Plains talk: what Jimmy Carter's first bid for public office tells us about politics today
Washington Monthly, Nov, 1992 by James Fallows
Here's a surprise. Of course a book by Jimmy Carter* would be serious and high-minded, But this book is also well-written, sometimes funny, intelligent without being preachy, and canny about practical politics in a way that Carter himself, as president, rarely seemed to be. Turning Point is a short book compared to the tomes Carter has produced about his years in office, but it is the best thing he has ever written. I can imagine it being read years from now for what it shows about American life at a certain place and time. It is a shame that Carter could not have written such a book 20 years ago, when it could have affected our view of him as a politician. But it probably would have been impossible for him to do so even if he had tried, since the success of this book depends on a sense of historic and personal distance that Carter could not have developed until now.
The idea behind Turning Point may not sound promising. It concerns a several-month period in the fall of 1962, in which Carter decided to run for the Georgia State Senate. He encountered unusual obstacles (which make up most of the book's narrative), squeaked by them, and eventually won. Carter uses this race mainly as a vehicle for discussing two much larger historical trends. One was the transformation of state politi'cs, especially Southern politics, after the U.S. Supreme Court issued its famous "one man, one vote" ruling, in the Baker v. Carr case in 1962. The other was the challenge to localized political tyranny and oppression--again, especially in the South--that began in the sixties. This challenge involved the "one man" ruling but included many other forces, most notably the civil rights movement later in the decade. In discussing these subjects, Carter has not produced a "policy" book in the conventional sense. He does not offer six-point action plans or detailed proposals for reform. But simply by describing vividly how things were in America's recent past, the book alters our sense of today's politics. Some achievements that we now take for granted--that American citizens are allowed to vote if they register and show up on election day--seem more impressive in light of Carter's tale. Other problems seem more intractable and depressing, since the book shows how long we have tried to cope with them.
Farewell to farms
In the first few chapters, Carter carefully and effectively explains how the pre-Baker v. Carr political universe worked. Starting in the late 19th century, as the Reconstruction era came to an end, the states of the old Confederacy developed various schemes to wrest power from freed blacks and return it to a conservative, white, rurally-based elite. Jim Crow laws, which denied blacks social and legal fights, were a major part of this process. A gerrymandered political system, which minimized the power of all urban voters, was also crucial.

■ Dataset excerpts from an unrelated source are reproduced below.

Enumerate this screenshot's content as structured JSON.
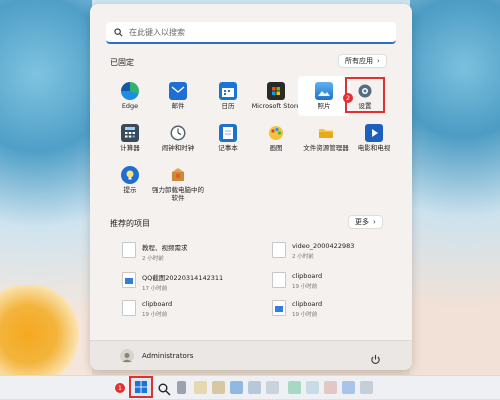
{
  "search": {
    "placeholder": "在此键入以搜索"
  },
  "pinned": {
    "title": "已固定",
    "all_apps_label": "所有应用",
    "apps": [
      {
        "label": "Edge",
        "icon": "edge-icon"
      },
      {
        "label": "邮件",
        "icon": "mail-icon"
      },
      {
        "label": "日历",
        "icon": "calendar-icon"
      },
      {
        "label": "Microsoft Store",
        "icon": "store-icon"
      },
      {
        "label": "照片",
        "icon": "photos-icon"
      },
      {
        "label": "设置",
        "icon": "settings-icon"
      },
      {
        "label": "计算器",
        "icon": "calculator-icon"
      },
      {
        "label": "闹钟和时钟",
        "icon": "clock-icon"
      },
      {
        "label": "记事本",
        "icon": "notepad-icon"
      },
      {
        "label": "画图",
        "icon": "paint-icon"
      },
      {
        "label": "文件资源管理器",
        "icon": "folder-icon"
      },
      {
        "label": "电影和电视",
        "icon": "movies-icon"
      },
      {
        "label": "提示",
        "icon": "tips-icon"
      },
      {
        "label": "强力卸载电脑中的软件",
        "icon": "uninstall-icon"
      }
    ]
  },
  "recommended": {
    "title": "推荐的项目",
    "more_label": "更多",
    "items": [
      {
        "name": "教程、视频需求",
        "time": "2 小时前",
        "icon": "document-icon"
      },
      {
        "name": "video_2000422983",
        "time": "2 小时前",
        "icon": "document-icon"
      },
      {
        "name": "QQ截图20220314142311",
        "time": "17 小时前",
        "icon": "image-file-icon"
      },
      {
        "name": "clipboard",
        "time": "19 小时前",
        "icon": "document-icon"
      },
      {
        "name": "clipboard",
        "time": "19 小时前",
        "icon": "document-icon"
      },
      {
        "name": "clipboard",
        "time": "19 小时前",
        "icon": "image-file-icon"
      }
    ]
  },
  "user": {
    "name": "Administrators"
  },
  "annotations": {
    "badge1": "1",
    "badge2": "2"
  },
  "colors": {
    "accent": "#2f6bc7",
    "highlight": "#e03030"
  }
}
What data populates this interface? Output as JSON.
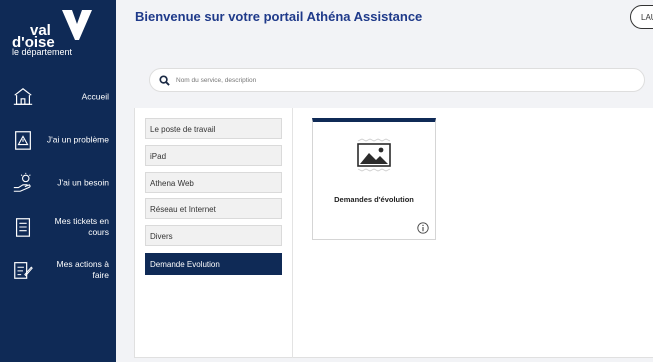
{
  "brand": {
    "line1": "val",
    "line2": "d'oise",
    "line3": "le département"
  },
  "header": {
    "title": "Bienvenue sur votre portail Athéna Assistance",
    "user_initials": "LAU"
  },
  "search": {
    "placeholder": "Nom du service, description"
  },
  "sidebar": {
    "items": [
      {
        "label": "Accueil",
        "icon": "home-icon"
      },
      {
        "label": "J'ai un problème",
        "icon": "warning-icon"
      },
      {
        "label": "J'ai un besoin",
        "icon": "hand-idea-icon"
      },
      {
        "label": "Mes tickets en cours",
        "icon": "ticket-list-icon"
      },
      {
        "label": "Mes actions à faire",
        "icon": "actions-icon"
      }
    ]
  },
  "categories": [
    {
      "label": "Le poste de travail",
      "active": false
    },
    {
      "label": "iPad",
      "active": false
    },
    {
      "label": "Athena Web",
      "active": false
    },
    {
      "label": "Réseau et Internet",
      "active": false
    },
    {
      "label": "Divers",
      "active": false
    },
    {
      "label": "Demande Evolution",
      "active": true
    }
  ],
  "services": [
    {
      "title": "Demandes d'évolution",
      "icon": "image-placeholder-icon"
    }
  ],
  "colors": {
    "navy": "#0f2a56",
    "title_blue": "#1f3a8a"
  }
}
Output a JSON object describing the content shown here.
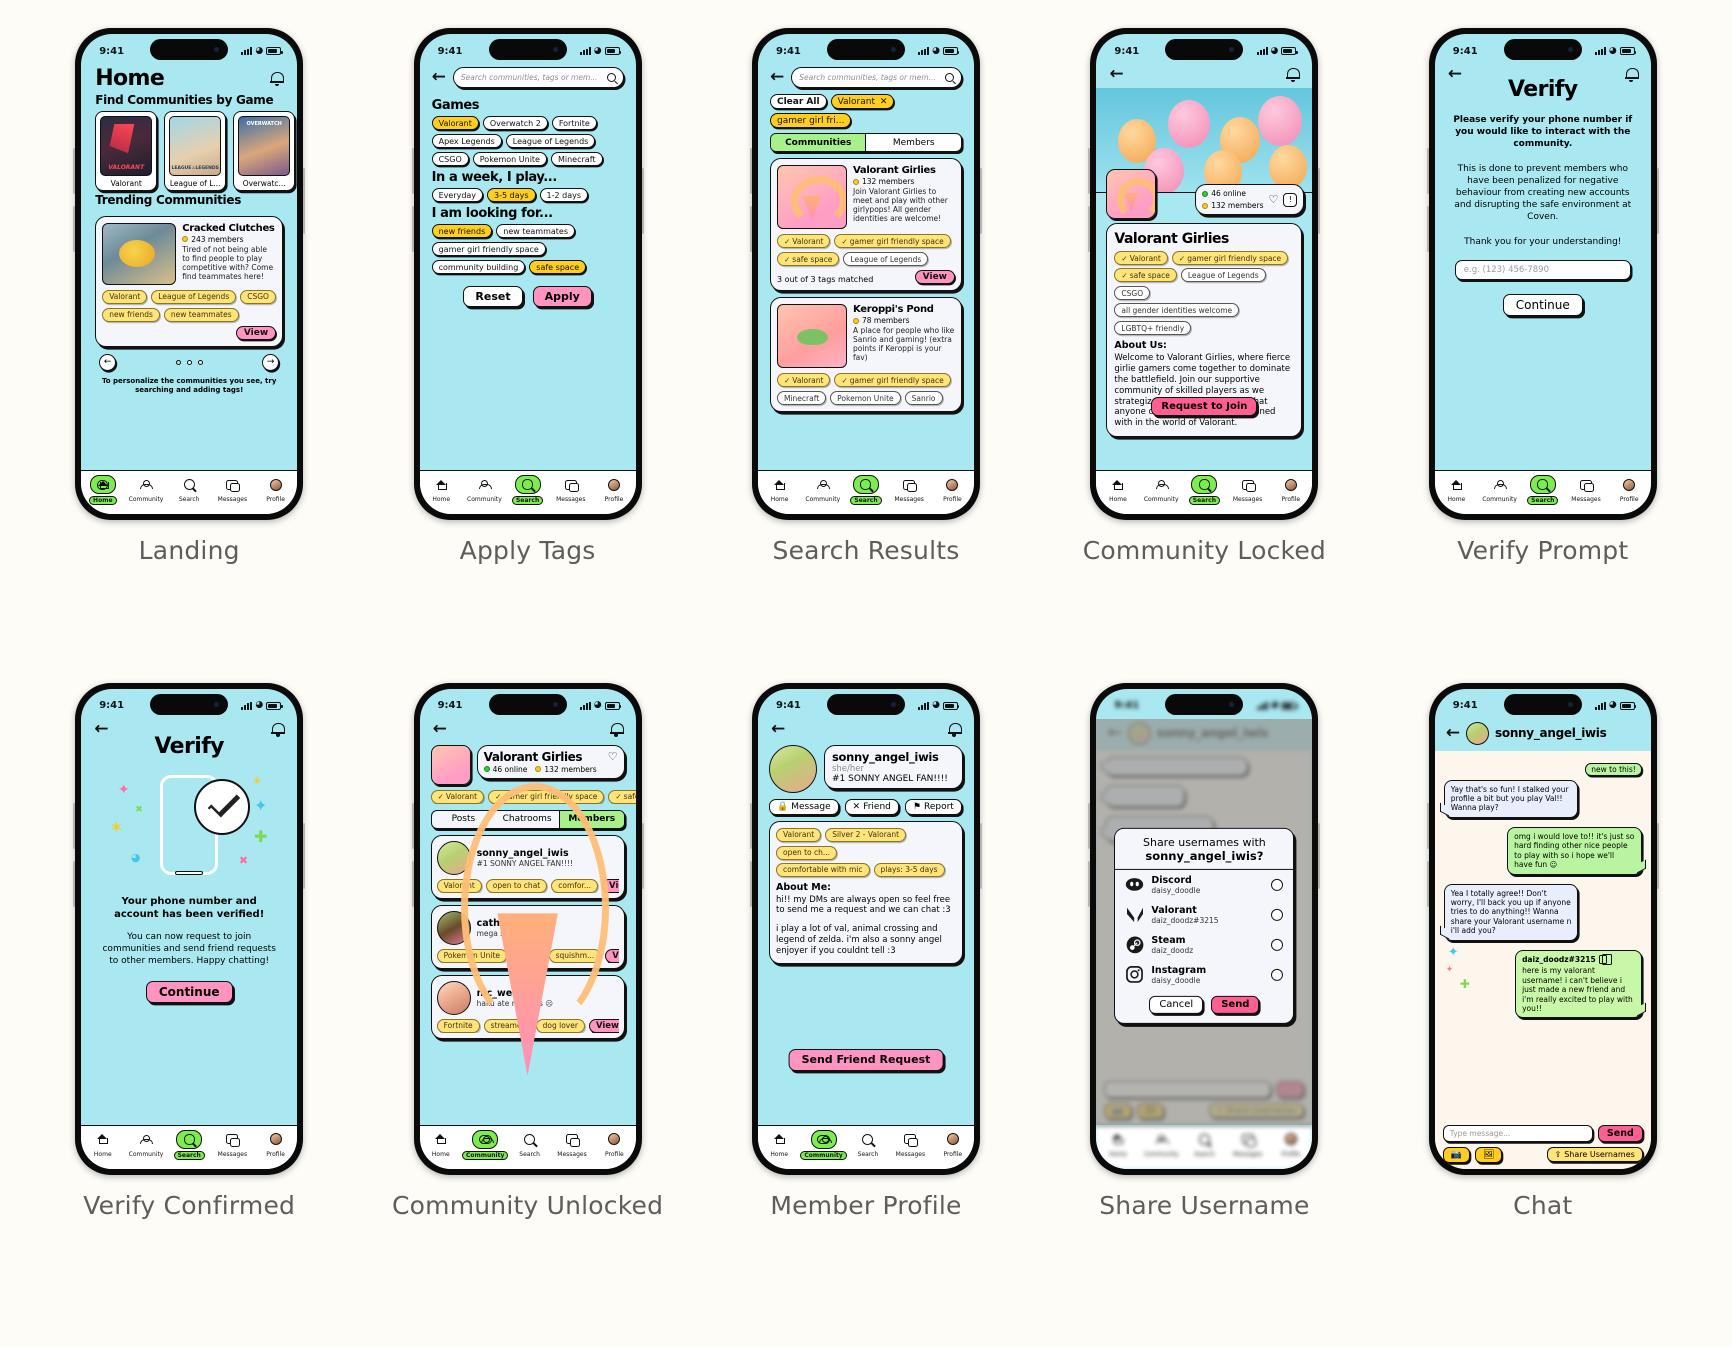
{
  "status_bar": {
    "time": "9:41"
  },
  "screens": [
    {
      "caption": "Landing",
      "title": "Home",
      "section_games": "Find Communities by Game",
      "games": [
        {
          "name": "Valorant"
        },
        {
          "name": "League of L..."
        },
        {
          "name": "Overwatc..."
        }
      ],
      "section_trending": "Trending Communities",
      "trending": {
        "name": "Cracked Clutches",
        "members": "243 members",
        "desc": "Tired of not being able to find people to play competitive with? Come find teammates here!",
        "tags": [
          "Valorant",
          "League of Legends",
          "CSGO",
          "new friends",
          "new teammates"
        ],
        "view": "View"
      },
      "hint": "To personalize the communities you see, try searching and adding tags!"
    },
    {
      "caption": "Apply Tags",
      "search_placeholder": "Search communities, tags or mem...",
      "groups": [
        {
          "heading": "Games",
          "tags": [
            {
              "label": "Valorant",
              "selected": true
            },
            {
              "label": "Overwatch 2",
              "selected": false
            },
            {
              "label": "Fortnite",
              "selected": false
            },
            {
              "label": "Apex Legends",
              "selected": false
            },
            {
              "label": "League of Legends",
              "selected": false
            },
            {
              "label": "CSGO",
              "selected": false
            },
            {
              "label": "Pokemon Unite",
              "selected": false
            },
            {
              "label": "Minecraft",
              "selected": false
            }
          ]
        },
        {
          "heading": "In a week, I play...",
          "tags": [
            {
              "label": "Everyday",
              "selected": false
            },
            {
              "label": "3-5 days",
              "selected": true
            },
            {
              "label": "1-2 days",
              "selected": false
            }
          ]
        },
        {
          "heading": "I am looking for...",
          "tags": [
            {
              "label": "new friends",
              "selected": true
            },
            {
              "label": "new teammates",
              "selected": false
            },
            {
              "label": "gamer girl friendly space",
              "selected": false
            },
            {
              "label": "community building",
              "selected": false
            },
            {
              "label": "safe space",
              "selected": true
            }
          ]
        }
      ],
      "reset": "Reset",
      "apply": "Apply"
    },
    {
      "caption": "Search Results",
      "search_placeholder": "Search communities, tags or mem...",
      "clear_all": "Clear All",
      "active_filters": [
        "Valorant",
        "gamer girl fri..."
      ],
      "tabs": [
        {
          "label": "Communities",
          "active": true
        },
        {
          "label": "Members",
          "active": false
        }
      ],
      "results": [
        {
          "name": "Valorant Girlies",
          "members": "132 members",
          "desc": "Join Valorant Girlies to meet and play with other girlypops! All gender identities are welcome!",
          "tags_checked": [
            "Valorant",
            "gamer girl friendly space",
            "safe space"
          ],
          "tags_plain": [
            "League of Legends"
          ],
          "match": "3 out of 3 tags matched",
          "view": "View"
        },
        {
          "name": "Keroppi's Pond",
          "members": "78 members",
          "desc": "A place for people who like Sanrio and gaming! (extra points if Keroppi is your fav)",
          "tags_checked": [
            "Valorant",
            "gamer girl friendly space"
          ],
          "tags_plain": [
            "Minecraft",
            "Pokemon Unite",
            "Sanrio"
          ],
          "match": "",
          "view": "View"
        }
      ]
    },
    {
      "caption": "Community Locked",
      "online": "46 online",
      "members": "132 members",
      "name": "Valorant Girlies",
      "tags_checked": [
        "Valorant",
        "gamer girl friendly space",
        "safe space"
      ],
      "tags_plain": [
        "League of Legends",
        "CSGO",
        "all gender identities welcome",
        "LGBTQ+ friendly"
      ],
      "about_heading": "About Us:",
      "about_text": "Welcome to Valorant Girlies, where fierce girlie gamers come together to dominate the battlefield. Join our supportive community of skilled players as we strategize, aim high, and prove that anyone can be a force to be reckoned with in the world of Valorant.",
      "request_button": "Request to Join"
    },
    {
      "caption": "Verify Prompt",
      "title": "Verify",
      "line1": "Please verify your phone number if you would like to interact with the community.",
      "line2": "This is done to prevent members who have been penalized for negative behaviour from creating new accounts and disrupting the safe environment at Coven.",
      "line3": "Thank you for your understanding!",
      "input_placeholder": "e.g. (123) 456-7890",
      "continue": "Continue"
    },
    {
      "caption": "Verify Confirmed",
      "title": "Verify",
      "headline": "Your phone number and account has been verified!",
      "body": "You can now request to join communities and send friend requests to other members. Happy chatting!",
      "continue": "Continue"
    },
    {
      "caption": "Community Unlocked",
      "name": "Valorant Girlies",
      "online": "46 online",
      "members": "132 members",
      "tags_checked": [
        "Valorant",
        "gamer girl friendly space",
        "safe"
      ],
      "tabs": [
        {
          "label": "Posts",
          "active": false
        },
        {
          "label": "Chatrooms",
          "active": false
        },
        {
          "label": "Members",
          "active": true
        }
      ],
      "members_list": [
        {
          "name": "sonny_angel_iwis",
          "sub": "#1 SONNY ANGEL FAN!!!!",
          "tags": [
            "Valorant",
            "open to chat",
            "comfor..."
          ],
          "view": "View"
        },
        {
          "name": "cathiuwu",
          "sub": "mega slowbro",
          "tags": [
            "Pokemon Unite",
            "artist",
            "squishm..."
          ],
          "view": "View"
        },
        {
          "name": "nic_weeee",
          "sub": "haku ate my keys ☹",
          "tags": [
            "Fortnite",
            "streamer",
            "dog lover"
          ],
          "view": "View"
        }
      ]
    },
    {
      "caption": "Member Profile",
      "name": "sonny_angel_iwis",
      "pronouns": "she/her",
      "bio": "#1 SONNY ANGEL FAN!!!!",
      "actions": [
        {
          "label": "Message",
          "icon": "lock-icon"
        },
        {
          "label": "Friend",
          "icon": "x-icon"
        },
        {
          "label": "Report",
          "icon": "flag-icon"
        }
      ],
      "tags": [
        "Valorant",
        "Silver 2 - Valorant",
        "open to ch...",
        "comfortable with mic",
        "plays: 3-5 days"
      ],
      "about_heading": "About Me:",
      "about_p1": "hi!! my DMs are always open so feel free to send me a request and we can chat :3",
      "about_p2": "i play a lot of val, animal crossing and legend of zelda. i'm also a sonny angel enjoyer if you couldnt tell :3",
      "send_request": "Send Friend Request"
    },
    {
      "caption": "Share Username",
      "chat_name": "sonny_angel_iwis",
      "modal_line1": "Share usernames with",
      "modal_line2": "sonny_angel_iwis?",
      "options": [
        {
          "platform": "Discord",
          "handle": "daisy_doodle",
          "icon": "discord-icon"
        },
        {
          "platform": "Valorant",
          "handle": "daiz_doodz#3215",
          "icon": "valorant-icon"
        },
        {
          "platform": "Steam",
          "handle": "daiz_doodz",
          "icon": "steam-icon"
        },
        {
          "platform": "Instagram",
          "handle": "daisy_doodle",
          "icon": "instagram-icon"
        }
      ],
      "cancel": "Cancel",
      "send": "Send"
    },
    {
      "caption": "Chat",
      "name": "sonny_angel_iwis",
      "new_chip": "new to this!",
      "messages": [
        {
          "from": "them",
          "text": "Yay that's so fun! I stalked your profile a bit but you play Val!! Wanna play?"
        },
        {
          "from": "me",
          "text": "omg i would love to!! it's just so hard finding other nice people to play with so i hope we'll have fun ☺"
        },
        {
          "from": "them",
          "text": "Yea I totally agree!! Don't worry, I'll back you up if anyone tries to do anything!! Wanna share your Valorant username n i'll add you?"
        },
        {
          "from": "me",
          "header": "daiz_doodz#3215",
          "text": "here is my valorant username! i can't believe i just made a new friend and i'm really excited to play with you!!"
        }
      ],
      "input_placeholder": "Type message...",
      "send": "Send",
      "share_usernames": "Share Usernames"
    }
  ],
  "tabbar": {
    "items": [
      {
        "label": "Home",
        "icon": "home-icon"
      },
      {
        "label": "Community",
        "icon": "community-icon"
      },
      {
        "label": "Search",
        "icon": "search-icon"
      },
      {
        "label": "Messages",
        "icon": "messages-icon"
      },
      {
        "label": "Profile",
        "icon": "profile-icon"
      }
    ]
  },
  "colors": {
    "bg": "#a9e8f0",
    "accent_yellow": "#ffce1f",
    "accent_pink": "#ff5e93",
    "accent_green": "#7ced4e"
  }
}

In Georgia, this approach took the form of the "county unit" system. From the late 1800s until 1962, Georgia legislators and executive officials were elected under a system that gave each of the state's counties roughly equal voting power, with little regard to population size. (Technically, the largest handful of counties had six "unit votes" each; a group of middle-sized counties had four unit votes each; and more than a hundred tiny counties could cast two unit votes each.) A vote in populous Fulton County--of which Atlanta is a part--had about onefourth as much weight as an average vote in the state as a whole. It was as if the U.S. electoral college gave California six votes--and Wyoming, Delaware, Alaska, and Idaho two votes each, so that together they could outweigh California.
This system was skewed against the working class in general--rural politics was usually dominated by local business interests--and against blacks in particular, since it was impossible for them to vote in much of the hinterland. The natural result was to push Southern politics in a more racist and conservative direction than would otherwise have been the case. As late as 1958, a candidate could run successfully for governor of Georgia on the slogan, "No, Not One!" This referred to the number of black children who would be allowed into public schools or universities alongside whites. (As Carter points out, however, this same governor, Ernest Vandiver, complied when federal courts finally ordered the University of Georgia to admit two black students. Governors George Wallace in Alabama and Ross Barnett in Mississippi met similar orders with calls for "massive resistance.")
It now seems obvious and commonplace that governments should run on the "one man, one vote" principle, but Carter shows how revolutionary the concept was for the Georgia of 30 years ago. The Baker v. Carr ruling came down in March of 1962. It ordered states to reapportion their legislatures and revise their voting systems before the elections that same fall that is, with lightning speed, by normal political standards. (Reapportioning the U.S. Congress, after each decennial census, takes more than a year.)